The back of the Coop hotel near Oliena. The piles of bags are actually filled with olive pits, which they use as an alternative energy to power the hotel. Very Italian, and very weird.

One of the large grocery stores we frequented sold oh-so-tempting tripe in a can. I wonder why Florence doesn't sell canned Lampredotto?

We took the twisty scenic route through Genna Silana's Pass.


Cars may fall off the side of the mountain, but goats may not

and neither will pigs

Little town (Gairo) near where the mountains meet the sea

Lunch break in Lanusei, which appeared (like many of the small towns) to be devoid of all its women


A typical lunch bag. I was so happy it was easy to find recycling bins in most locations!

Too much signage! Ironically there were many, many signs yet it was still insufficient to find your way. As a rule of thumb, within 2 minutes of seeing a sign pointing in our direction, we would be stopping to ask for directions.

We passed two eerie abandoned towns that faced each other from across the same valley. We were informed there was a flood and mudslide in the 1951 that wiped out the towns, and they were rebuilt in safer locations about 100 meters uphill.

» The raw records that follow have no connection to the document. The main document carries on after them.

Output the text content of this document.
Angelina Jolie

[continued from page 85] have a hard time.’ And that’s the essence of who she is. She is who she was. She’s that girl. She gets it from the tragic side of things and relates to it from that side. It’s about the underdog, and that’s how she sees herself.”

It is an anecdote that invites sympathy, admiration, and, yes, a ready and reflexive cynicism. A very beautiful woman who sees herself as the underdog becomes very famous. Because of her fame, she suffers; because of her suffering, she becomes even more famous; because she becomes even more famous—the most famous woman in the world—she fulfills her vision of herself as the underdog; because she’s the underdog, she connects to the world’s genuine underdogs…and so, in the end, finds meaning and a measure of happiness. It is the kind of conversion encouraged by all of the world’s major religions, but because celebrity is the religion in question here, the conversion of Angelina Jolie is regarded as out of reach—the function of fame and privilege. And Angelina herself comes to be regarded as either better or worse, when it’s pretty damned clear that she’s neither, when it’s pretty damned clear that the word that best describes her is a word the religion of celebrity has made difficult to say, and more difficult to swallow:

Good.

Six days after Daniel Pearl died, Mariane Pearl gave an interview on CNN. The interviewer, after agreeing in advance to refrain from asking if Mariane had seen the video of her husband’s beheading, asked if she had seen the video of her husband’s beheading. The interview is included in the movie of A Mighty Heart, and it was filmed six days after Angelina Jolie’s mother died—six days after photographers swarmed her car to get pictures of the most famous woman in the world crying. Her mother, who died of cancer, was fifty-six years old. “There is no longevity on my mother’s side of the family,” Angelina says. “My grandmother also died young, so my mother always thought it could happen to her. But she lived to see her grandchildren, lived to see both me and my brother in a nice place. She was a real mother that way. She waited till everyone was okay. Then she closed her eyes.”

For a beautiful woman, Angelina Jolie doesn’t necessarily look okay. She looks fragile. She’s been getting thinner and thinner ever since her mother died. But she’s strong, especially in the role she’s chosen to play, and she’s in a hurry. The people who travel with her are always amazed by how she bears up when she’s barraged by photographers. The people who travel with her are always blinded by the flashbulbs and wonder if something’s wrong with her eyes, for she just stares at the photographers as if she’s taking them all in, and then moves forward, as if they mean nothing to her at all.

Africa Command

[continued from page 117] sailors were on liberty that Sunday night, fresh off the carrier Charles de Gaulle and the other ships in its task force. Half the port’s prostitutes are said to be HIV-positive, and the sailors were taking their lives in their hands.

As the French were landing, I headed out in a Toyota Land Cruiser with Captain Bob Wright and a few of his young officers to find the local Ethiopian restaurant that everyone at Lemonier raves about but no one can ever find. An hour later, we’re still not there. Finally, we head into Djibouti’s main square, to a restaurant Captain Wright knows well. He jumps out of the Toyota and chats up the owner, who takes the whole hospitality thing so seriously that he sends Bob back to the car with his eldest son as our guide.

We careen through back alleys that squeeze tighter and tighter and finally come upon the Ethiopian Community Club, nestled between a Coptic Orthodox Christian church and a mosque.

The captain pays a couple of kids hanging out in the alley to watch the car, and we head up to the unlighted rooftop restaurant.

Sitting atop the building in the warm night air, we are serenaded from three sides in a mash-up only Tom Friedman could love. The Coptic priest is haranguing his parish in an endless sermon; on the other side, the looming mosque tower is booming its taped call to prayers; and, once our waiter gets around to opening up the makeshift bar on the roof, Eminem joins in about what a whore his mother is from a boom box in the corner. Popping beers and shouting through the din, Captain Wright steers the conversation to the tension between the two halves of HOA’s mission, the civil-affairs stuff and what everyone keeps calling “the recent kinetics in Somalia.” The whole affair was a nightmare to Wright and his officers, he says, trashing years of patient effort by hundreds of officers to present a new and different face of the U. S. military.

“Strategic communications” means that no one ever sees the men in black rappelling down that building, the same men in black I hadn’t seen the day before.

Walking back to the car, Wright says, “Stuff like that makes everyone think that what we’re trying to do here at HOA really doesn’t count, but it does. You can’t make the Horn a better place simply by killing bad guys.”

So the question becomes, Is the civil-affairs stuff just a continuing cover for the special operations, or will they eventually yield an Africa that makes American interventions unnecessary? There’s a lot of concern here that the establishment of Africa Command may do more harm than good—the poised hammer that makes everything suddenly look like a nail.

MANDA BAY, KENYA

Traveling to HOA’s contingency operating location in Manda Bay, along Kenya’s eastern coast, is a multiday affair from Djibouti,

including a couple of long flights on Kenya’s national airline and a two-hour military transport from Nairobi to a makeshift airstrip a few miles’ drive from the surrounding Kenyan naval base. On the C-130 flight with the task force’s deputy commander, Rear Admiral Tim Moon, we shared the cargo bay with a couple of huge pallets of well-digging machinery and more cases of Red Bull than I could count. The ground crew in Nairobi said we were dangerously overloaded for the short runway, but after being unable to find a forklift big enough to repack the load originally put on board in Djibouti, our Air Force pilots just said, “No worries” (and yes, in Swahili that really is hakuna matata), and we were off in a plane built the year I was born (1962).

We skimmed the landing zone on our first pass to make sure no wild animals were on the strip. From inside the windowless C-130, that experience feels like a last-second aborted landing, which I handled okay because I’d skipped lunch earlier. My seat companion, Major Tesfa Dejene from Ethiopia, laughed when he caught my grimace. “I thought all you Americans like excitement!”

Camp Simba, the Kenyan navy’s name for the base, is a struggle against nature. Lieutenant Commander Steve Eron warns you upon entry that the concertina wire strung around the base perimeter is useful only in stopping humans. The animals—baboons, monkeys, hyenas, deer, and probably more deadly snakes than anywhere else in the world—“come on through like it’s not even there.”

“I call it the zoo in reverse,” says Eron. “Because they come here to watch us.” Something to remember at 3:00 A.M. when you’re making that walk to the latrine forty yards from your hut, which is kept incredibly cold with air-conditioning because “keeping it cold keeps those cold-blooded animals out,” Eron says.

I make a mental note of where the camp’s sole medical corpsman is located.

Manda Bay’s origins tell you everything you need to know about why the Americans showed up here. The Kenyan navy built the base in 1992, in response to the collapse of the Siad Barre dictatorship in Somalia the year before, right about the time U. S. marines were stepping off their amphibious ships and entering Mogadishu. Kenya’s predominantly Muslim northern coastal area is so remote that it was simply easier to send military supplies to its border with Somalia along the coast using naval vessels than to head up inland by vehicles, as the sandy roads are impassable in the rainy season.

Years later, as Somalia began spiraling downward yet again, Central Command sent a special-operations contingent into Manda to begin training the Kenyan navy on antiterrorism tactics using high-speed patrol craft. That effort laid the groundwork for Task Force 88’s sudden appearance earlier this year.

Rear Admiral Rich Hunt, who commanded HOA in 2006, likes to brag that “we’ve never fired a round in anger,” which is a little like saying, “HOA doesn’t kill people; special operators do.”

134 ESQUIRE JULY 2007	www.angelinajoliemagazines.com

Our eco-friendly hotel in the town of Ulassai. I am glad it was a nice place to stay, considering it was the only hotel for miles!

Downtown Ulassai

Going for a hike through the canyon and up the cliff overlooking the town. The trail was too poorly marked (of course) to go very far.

Beans and sauce at a table this time ... and heated up!

After dinner we hopped over to a little film festival that was going on in town. This night they were showing a couple documentaries at the local community center. Strangely the film we saw was in English with Italian subtitles (a foreign film, I suppose).